There is an opportunity facing us, an opportunity to embrace more equitable and efficient healthcare. In a world that is driven by market forces, we cannot be constrained by the status quo and instead, must lean into a true, sustainable shift to population health.
Population health – the identification and management of the drivers of clinical and financial risk impacting a patient’s health outcome is where healthcare is heading and three key opportunities: market-driven innovation, horizontal care management, and behavioral health transformation, will enable this shift.
Funding and regulation are leading indicators of where healthcare is headed. Private equity is pointing in the direction of innovative services that drive population health outcomes. This can be seen as private equity funding flows into out-patient behavioral health, specialty pharmacy, telehealth platforms, home health services, remote monitoring services, and data integration technology. Not only do all these technologies and services drive population health outcomes, but many of them have been traditionally ignored by health systems because organizations couldn’t figure out how these opportunities could be monetized. The enthusiasm private equity firms have shown in taking on the initial financial risk of supporting new technology enables health systems to take advantage of healthcare innovation that was previously stifled by a lack of funding.
As the market moves to support a population health future, we must also consider how we can utilize these new innovations to bolster care management programs.
When you think about care management at a health system today it is really care management around several diseases. While these care programs are essential, on average they only provide support for a limited number of patients.
For example, if we look at patients who receive care management in a typical U.S. health system—those with diabetes, congestive heart failure, low backpain, lung disease, or chronic kidney disease—and add them, those disease management verticals only benefit 55 percent of a given population.

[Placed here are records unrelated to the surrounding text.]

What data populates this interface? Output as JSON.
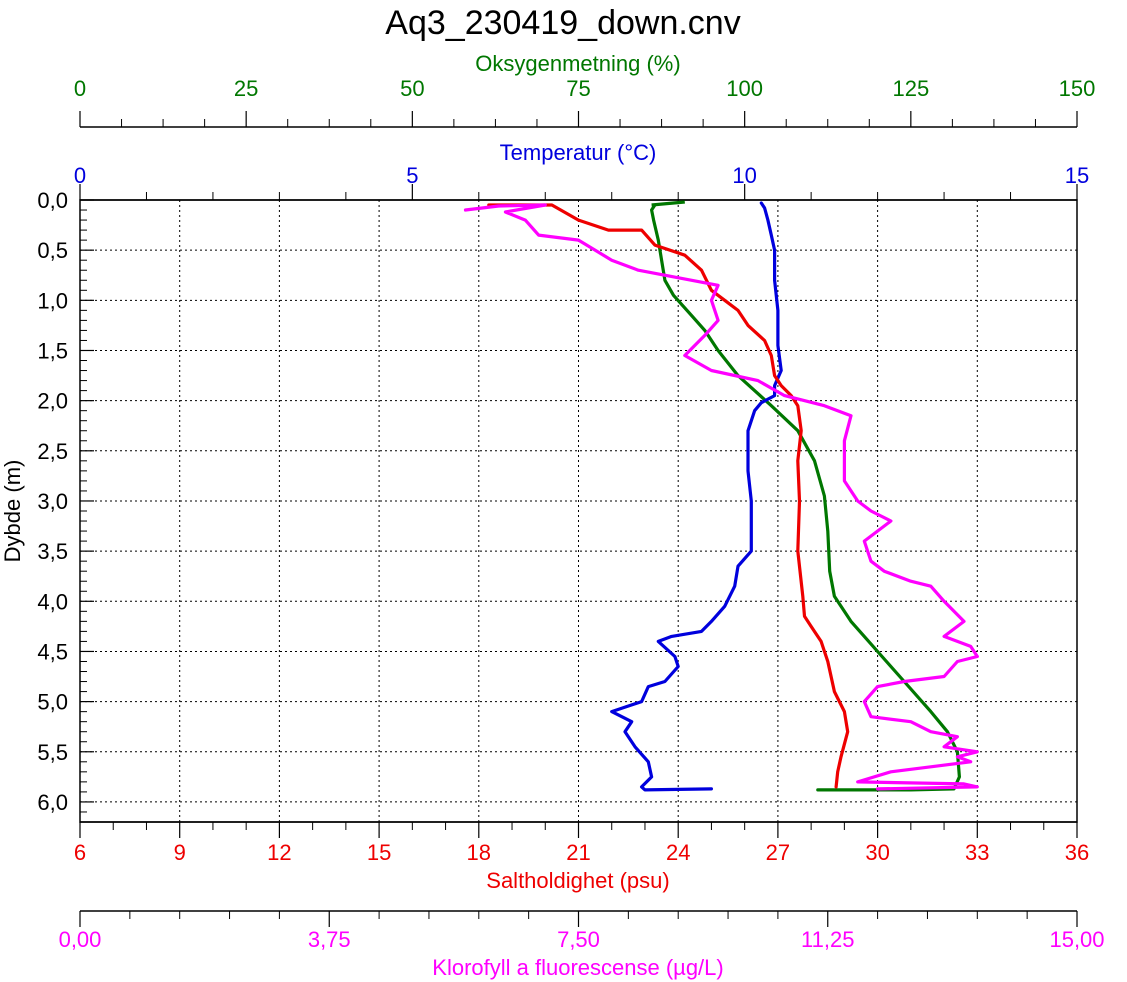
{
  "chart_data": {
    "type": "line",
    "title": "Aq3_230419_down.cnv",
    "ylabel": "Dybde (m)",
    "ylim": [
      0,
      6.2
    ],
    "y_inverted": true,
    "y_ticks": [
      "0,0",
      "0,5",
      "1,0",
      "1,5",
      "2,0",
      "2,5",
      "3,0",
      "3,5",
      "4,0",
      "4,5",
      "5,0",
      "5,5",
      "6,0"
    ],
    "grid": "dotted",
    "axes": {
      "oxygen": {
        "label": "Oksygenmetning (%)",
        "color": "#007700",
        "range": [
          0,
          150
        ],
        "ticks": [
          "0",
          "25",
          "50",
          "75",
          "100",
          "125",
          "150"
        ],
        "position": "top-outer"
      },
      "temperature": {
        "label": "Temperatur (°C)",
        "color": "#0000dd",
        "range": [
          0,
          15
        ],
        "ticks": [
          "0",
          "5",
          "10",
          "15"
        ],
        "position": "top-inner"
      },
      "salinity": {
        "label": "Saltholdighet (psu)",
        "color": "#ee0000",
        "range": [
          6,
          36
        ],
        "ticks": [
          "6",
          "9",
          "12",
          "15",
          "18",
          "21",
          "24",
          "27",
          "30",
          "33",
          "36"
        ],
        "position": "bottom-inner"
      },
      "chlorophyll": {
        "label": "Klorofyll a fluorescense (µg/L)",
        "color": "#ff00ff",
        "range": [
          0,
          15
        ],
        "ticks": [
          "0,00",
          "3,75",
          "7,50",
          "11,25",
          "15,00"
        ],
        "position": "bottom-outer"
      }
    },
    "series": [
      {
        "name": "Oksygenmetning (%)",
        "axis": "oxygen",
        "color": "#007700",
        "points": [
          [
            86.5,
            0.05
          ],
          [
            86,
            0.1
          ],
          [
            86.3,
            0.2
          ],
          [
            87,
            0.4
          ],
          [
            87.5,
            0.6
          ],
          [
            88,
            0.8
          ],
          [
            89.3,
            0.95
          ],
          [
            92,
            1.15
          ],
          [
            94,
            1.3
          ],
          [
            96,
            1.5
          ],
          [
            99,
            1.75
          ],
          [
            104,
            2.05
          ],
          [
            108,
            2.3
          ],
          [
            110.5,
            2.6
          ],
          [
            112,
            2.95
          ],
          [
            112.5,
            3.3
          ],
          [
            112.8,
            3.7
          ],
          [
            113.5,
            3.95
          ],
          [
            116,
            4.2
          ],
          [
            120,
            4.5
          ],
          [
            124,
            4.8
          ],
          [
            128,
            5.1
          ],
          [
            130.5,
            5.3
          ],
          [
            132,
            5.5
          ],
          [
            132.3,
            5.75
          ],
          [
            131.5,
            5.87
          ],
          [
            125,
            5.88
          ],
          [
            111,
            5.88
          ]
        ],
        "noisy_top": [
          [
            86,
            0.05
          ],
          [
            91,
            0.02
          ]
        ]
      },
      {
        "name": "Temperatur (°C)",
        "axis": "temperature",
        "color": "#0000dd",
        "points": [
          [
            10.25,
            0.03
          ],
          [
            10.3,
            0.08
          ],
          [
            10.35,
            0.2
          ],
          [
            10.4,
            0.35
          ],
          [
            10.45,
            0.5
          ],
          [
            10.45,
            0.8
          ],
          [
            10.5,
            1.1
          ],
          [
            10.5,
            1.45
          ],
          [
            10.55,
            1.7
          ],
          [
            10.45,
            1.85
          ],
          [
            10.45,
            1.95
          ],
          [
            10.25,
            2.02
          ],
          [
            10.15,
            2.1
          ],
          [
            10.05,
            2.3
          ],
          [
            10.05,
            2.7
          ],
          [
            10.1,
            3.0
          ],
          [
            10.1,
            3.3
          ],
          [
            10.1,
            3.5
          ],
          [
            9.9,
            3.65
          ],
          [
            9.85,
            3.85
          ],
          [
            9.7,
            4.05
          ],
          [
            9.5,
            4.2
          ],
          [
            9.35,
            4.3
          ],
          [
            8.9,
            4.35
          ],
          [
            8.7,
            4.4
          ],
          [
            8.95,
            4.55
          ],
          [
            9.0,
            4.65
          ],
          [
            8.8,
            4.8
          ],
          [
            8.55,
            4.85
          ],
          [
            8.45,
            5.0
          ],
          [
            8.0,
            5.1
          ],
          [
            8.3,
            5.2
          ],
          [
            8.2,
            5.3
          ],
          [
            8.35,
            5.45
          ],
          [
            8.55,
            5.6
          ],
          [
            8.6,
            5.75
          ],
          [
            8.45,
            5.85
          ],
          [
            8.5,
            5.88
          ],
          [
            9.5,
            5.87
          ]
        ]
      },
      {
        "name": "Saltholdighet (psu)",
        "axis": "salinity",
        "color": "#ee0000",
        "points": [
          [
            18.3,
            0.05
          ],
          [
            20.2,
            0.05
          ],
          [
            21.0,
            0.2
          ],
          [
            21.9,
            0.3
          ],
          [
            22.9,
            0.3
          ],
          [
            23.3,
            0.45
          ],
          [
            24.2,
            0.55
          ],
          [
            24.7,
            0.7
          ],
          [
            25.0,
            0.9
          ],
          [
            25.4,
            1.0
          ],
          [
            25.8,
            1.1
          ],
          [
            26.1,
            1.25
          ],
          [
            26.6,
            1.4
          ],
          [
            26.8,
            1.55
          ],
          [
            26.9,
            1.75
          ],
          [
            27.1,
            1.85
          ],
          [
            27.4,
            1.95
          ],
          [
            27.6,
            2.05
          ],
          [
            27.7,
            2.3
          ],
          [
            27.6,
            2.6
          ],
          [
            27.65,
            3.0
          ],
          [
            27.6,
            3.5
          ],
          [
            27.75,
            3.95
          ],
          [
            27.8,
            4.15
          ],
          [
            28.0,
            4.25
          ],
          [
            28.3,
            4.4
          ],
          [
            28.5,
            4.6
          ],
          [
            28.7,
            4.9
          ],
          [
            29.0,
            5.1
          ],
          [
            29.1,
            5.3
          ],
          [
            28.9,
            5.55
          ],
          [
            28.8,
            5.7
          ],
          [
            28.75,
            5.85
          ]
        ]
      },
      {
        "name": "Klorofyll a fluorescense (µg/L)",
        "axis": "chlorophyll",
        "color": "#ff00ff",
        "points": [
          [
            5.8,
            0.1
          ],
          [
            6.3,
            0.06
          ],
          [
            7.0,
            0.05
          ],
          [
            6.4,
            0.12
          ],
          [
            6.7,
            0.2
          ],
          [
            6.9,
            0.35
          ],
          [
            7.5,
            0.4
          ],
          [
            8.0,
            0.6
          ],
          [
            8.4,
            0.7
          ],
          [
            9.6,
            0.85
          ],
          [
            9.5,
            1.0
          ],
          [
            9.6,
            1.2
          ],
          [
            9.4,
            1.35
          ],
          [
            9.1,
            1.55
          ],
          [
            9.5,
            1.7
          ],
          [
            10.2,
            1.8
          ],
          [
            10.6,
            1.95
          ],
          [
            11.2,
            2.05
          ],
          [
            11.6,
            2.15
          ],
          [
            11.5,
            2.4
          ],
          [
            11.5,
            2.8
          ],
          [
            11.7,
            3.0
          ],
          [
            11.9,
            3.1
          ],
          [
            12.2,
            3.2
          ],
          [
            11.8,
            3.4
          ],
          [
            11.9,
            3.6
          ],
          [
            12.1,
            3.7
          ],
          [
            12.5,
            3.8
          ],
          [
            12.8,
            3.85
          ],
          [
            13.0,
            4.0
          ],
          [
            13.3,
            4.2
          ],
          [
            13.0,
            4.35
          ],
          [
            13.4,
            4.45
          ],
          [
            13.5,
            4.55
          ],
          [
            13.2,
            4.6
          ],
          [
            13.0,
            4.75
          ],
          [
            12.4,
            4.8
          ],
          [
            12.0,
            4.85
          ],
          [
            11.8,
            5.0
          ],
          [
            11.9,
            5.15
          ],
          [
            12.5,
            5.2
          ],
          [
            12.8,
            5.3
          ],
          [
            13.2,
            5.35
          ],
          [
            13.0,
            5.45
          ],
          [
            13.5,
            5.5
          ],
          [
            13.2,
            5.55
          ],
          [
            13.4,
            5.6
          ],
          [
            12.8,
            5.65
          ],
          [
            12.2,
            5.7
          ],
          [
            11.7,
            5.8
          ],
          [
            13.3,
            5.82
          ],
          [
            13.5,
            5.85
          ],
          [
            12.0,
            5.87
          ]
        ]
      }
    ]
  }
}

Care management programs are too often more like disease management programs because the healthcare system has long been focused on encounter-based billing linked to specific diseases. We need to rotate the care management paradigm and turn it on its end.

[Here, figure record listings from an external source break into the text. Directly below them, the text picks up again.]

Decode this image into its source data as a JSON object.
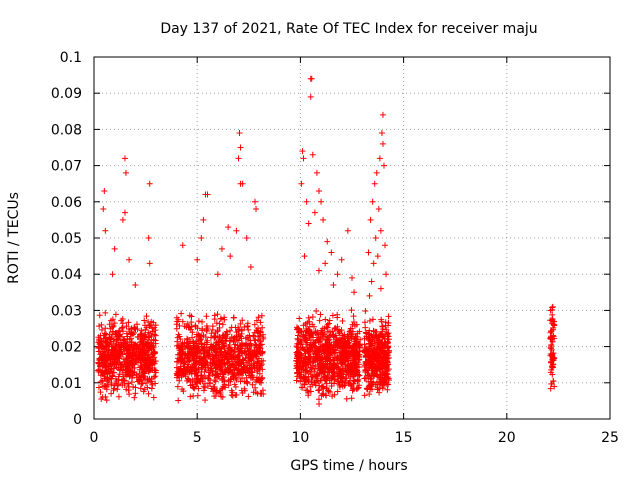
{
  "chart_data": {
    "type": "scatter",
    "title": "Day 137 of 2021, Rate Of TEC Index for receiver maju",
    "xlabel": "GPS time / hours",
    "ylabel": "ROTI / TECUs",
    "xlim": [
      0,
      25
    ],
    "ylim": [
      0,
      0.1
    ],
    "xticks": [
      0,
      5,
      10,
      15,
      20,
      25
    ],
    "xtick_labels": [
      "0",
      "5",
      "10",
      "15",
      "20",
      "25"
    ],
    "yticks": [
      0,
      0.01,
      0.02,
      0.03,
      0.04,
      0.05,
      0.06,
      0.07,
      0.08,
      0.09,
      0.1
    ],
    "ytick_labels": [
      "0",
      "0.01",
      "0.02",
      "0.03",
      "0.04",
      "0.05",
      "0.06",
      "0.07",
      "0.08",
      "0.09",
      "0.1"
    ],
    "grid": true,
    "marker": "plus",
    "color": "#ff0000",
    "series": [
      {
        "name": "ROTI",
        "clusters": [
          {
            "x_range": [
              0.2,
              3.0
            ],
            "y_range": [
              0.003,
              0.03
            ],
            "count": 700,
            "outliers": [
              [
                0.5,
                0.063
              ],
              [
                0.45,
                0.058
              ],
              [
                0.55,
                0.052
              ],
              [
                1.5,
                0.072
              ],
              [
                1.55,
                0.068
              ],
              [
                1.5,
                0.057
              ],
              [
                1.4,
                0.055
              ],
              [
                2.7,
                0.065
              ],
              [
                2.65,
                0.05
              ],
              [
                2.7,
                0.043
              ],
              [
                1.7,
                0.044
              ],
              [
                1.0,
                0.047
              ],
              [
                0.9,
                0.04
              ],
              [
                2.0,
                0.037
              ]
            ]
          },
          {
            "x_range": [
              4.0,
              8.2
            ],
            "y_range": [
              0.003,
              0.03
            ],
            "count": 900,
            "outliers": [
              [
                4.3,
                0.048
              ],
              [
                5.4,
                0.062
              ],
              [
                5.5,
                0.062
              ],
              [
                5.3,
                0.055
              ],
              [
                5.2,
                0.05
              ],
              [
                7.05,
                0.079
              ],
              [
                7.1,
                0.075
              ],
              [
                7.0,
                0.072
              ],
              [
                7.1,
                0.065
              ],
              [
                7.2,
                0.065
              ],
              [
                7.8,
                0.06
              ],
              [
                7.85,
                0.058
              ],
              [
                6.5,
                0.053
              ],
              [
                6.9,
                0.052
              ],
              [
                7.4,
                0.05
              ],
              [
                6.2,
                0.047
              ],
              [
                5.0,
                0.044
              ],
              [
                6.6,
                0.045
              ],
              [
                7.6,
                0.042
              ],
              [
                6.0,
                0.04
              ]
            ]
          },
          {
            "x_range": [
              9.8,
              12.9
            ],
            "y_range": [
              0.003,
              0.03
            ],
            "count": 850,
            "outliers": [
              [
                10.5,
                0.094
              ],
              [
                10.55,
                0.094
              ],
              [
                10.5,
                0.089
              ],
              [
                10.1,
                0.074
              ],
              [
                10.15,
                0.072
              ],
              [
                10.6,
                0.073
              ],
              [
                10.05,
                0.065
              ],
              [
                10.8,
                0.068
              ],
              [
                10.9,
                0.063
              ],
              [
                11.0,
                0.06
              ],
              [
                10.3,
                0.06
              ],
              [
                10.7,
                0.057
              ],
              [
                11.1,
                0.055
              ],
              [
                10.4,
                0.054
              ],
              [
                12.3,
                0.052
              ],
              [
                11.3,
                0.049
              ],
              [
                11.5,
                0.046
              ],
              [
                10.2,
                0.045
              ],
              [
                11.2,
                0.043
              ],
              [
                12.0,
                0.044
              ],
              [
                11.8,
                0.04
              ],
              [
                10.9,
                0.041
              ],
              [
                12.5,
                0.039
              ],
              [
                11.6,
                0.037
              ],
              [
                12.6,
                0.035
              ]
            ]
          },
          {
            "x_range": [
              13.1,
              14.3
            ],
            "y_range": [
              0.003,
              0.03
            ],
            "count": 400,
            "outliers": [
              [
                14.0,
                0.084
              ],
              [
                13.95,
                0.079
              ],
              [
                14.0,
                0.076
              ],
              [
                13.85,
                0.072
              ],
              [
                14.05,
                0.07
              ],
              [
                13.7,
                0.068
              ],
              [
                13.6,
                0.065
              ],
              [
                13.5,
                0.06
              ],
              [
                13.8,
                0.058
              ],
              [
                13.4,
                0.055
              ],
              [
                13.9,
                0.052
              ],
              [
                13.65,
                0.05
              ],
              [
                14.1,
                0.048
              ],
              [
                13.3,
                0.046
              ],
              [
                13.75,
                0.045
              ],
              [
                13.55,
                0.043
              ],
              [
                14.15,
                0.04
              ],
              [
                13.45,
                0.038
              ],
              [
                13.9,
                0.036
              ],
              [
                13.35,
                0.034
              ]
            ]
          },
          {
            "x_range": [
              22.1,
              22.3
            ],
            "y_range": [
              0.005,
              0.033
            ],
            "count": 70,
            "outliers": []
          }
        ]
      }
    ]
  }
}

Let’s shift population health care management from more vertically oriented disease management programs to more horizontally integrated series of pathways, such as nutrition and weight management, exercise and physical therapy, financial health, preventative and palliative care, and behavioral health. Providing care management services tailored to these pathways would ensure we reach 100 percent of the population instead of 55 percent.
Along each of these pathways sit proven, private equity-backed companies and tools ready to provide value for patients and those bearing financial risk for the necessary care.

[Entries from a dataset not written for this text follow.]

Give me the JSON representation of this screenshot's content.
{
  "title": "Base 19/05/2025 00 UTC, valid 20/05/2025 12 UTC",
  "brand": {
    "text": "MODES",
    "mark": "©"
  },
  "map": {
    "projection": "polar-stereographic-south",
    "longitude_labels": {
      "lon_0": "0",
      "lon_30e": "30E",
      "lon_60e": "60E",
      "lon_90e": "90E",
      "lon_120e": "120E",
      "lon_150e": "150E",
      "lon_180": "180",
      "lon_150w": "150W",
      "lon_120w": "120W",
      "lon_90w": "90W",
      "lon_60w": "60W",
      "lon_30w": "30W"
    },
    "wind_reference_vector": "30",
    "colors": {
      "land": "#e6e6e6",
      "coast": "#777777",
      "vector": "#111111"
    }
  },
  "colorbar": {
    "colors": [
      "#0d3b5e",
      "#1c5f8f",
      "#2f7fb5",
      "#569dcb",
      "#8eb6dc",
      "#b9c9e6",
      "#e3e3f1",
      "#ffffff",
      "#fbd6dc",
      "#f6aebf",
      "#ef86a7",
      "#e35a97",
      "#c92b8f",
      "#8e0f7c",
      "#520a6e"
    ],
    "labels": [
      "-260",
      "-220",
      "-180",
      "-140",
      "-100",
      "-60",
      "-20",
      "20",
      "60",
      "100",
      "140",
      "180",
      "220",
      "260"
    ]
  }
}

Finally, the largest untapped clinical and financial opportunity in population health is the intersection of behavioral health and chronic disease. Behavioral health redefined is the largest opportunity to bend the cost curve and improve outcomes to chronic disease management. It is the missing piece for many of us in population health management.
The failure to recognize and treat behavioral health, not as a mental illness but a physical one, is a huge mistake.For example, the total cost of care for a Medicare patient in Florida who has diabetes is $12,000. However, if they have diabetes and unmanaged mild-to-moderate mood disorder, their cost of care balloons to somewhere around $28,000.
There is no more common thread in managing the health of a population regardless of diagnosis than better behavioral health management. Private health companies are figuring out how to scale behavioral health management through digital engagements, identification of rising risk, and provision of alternative sites of care.
Population health is ultimately about the individual. The individuals in the population are either happy or sad, feel joy or pain, experience suffering and despair, and ultimately live or die. The individual. Not the population.
For individual patients, there exists a fierce urgency of now for providers to tirelessly push for comprehensive population health programs in healthcare systems. For patients, population health isn’t a theoretical construct. For patients, population health is a hopeful reality. And now is the perfect time to advance it.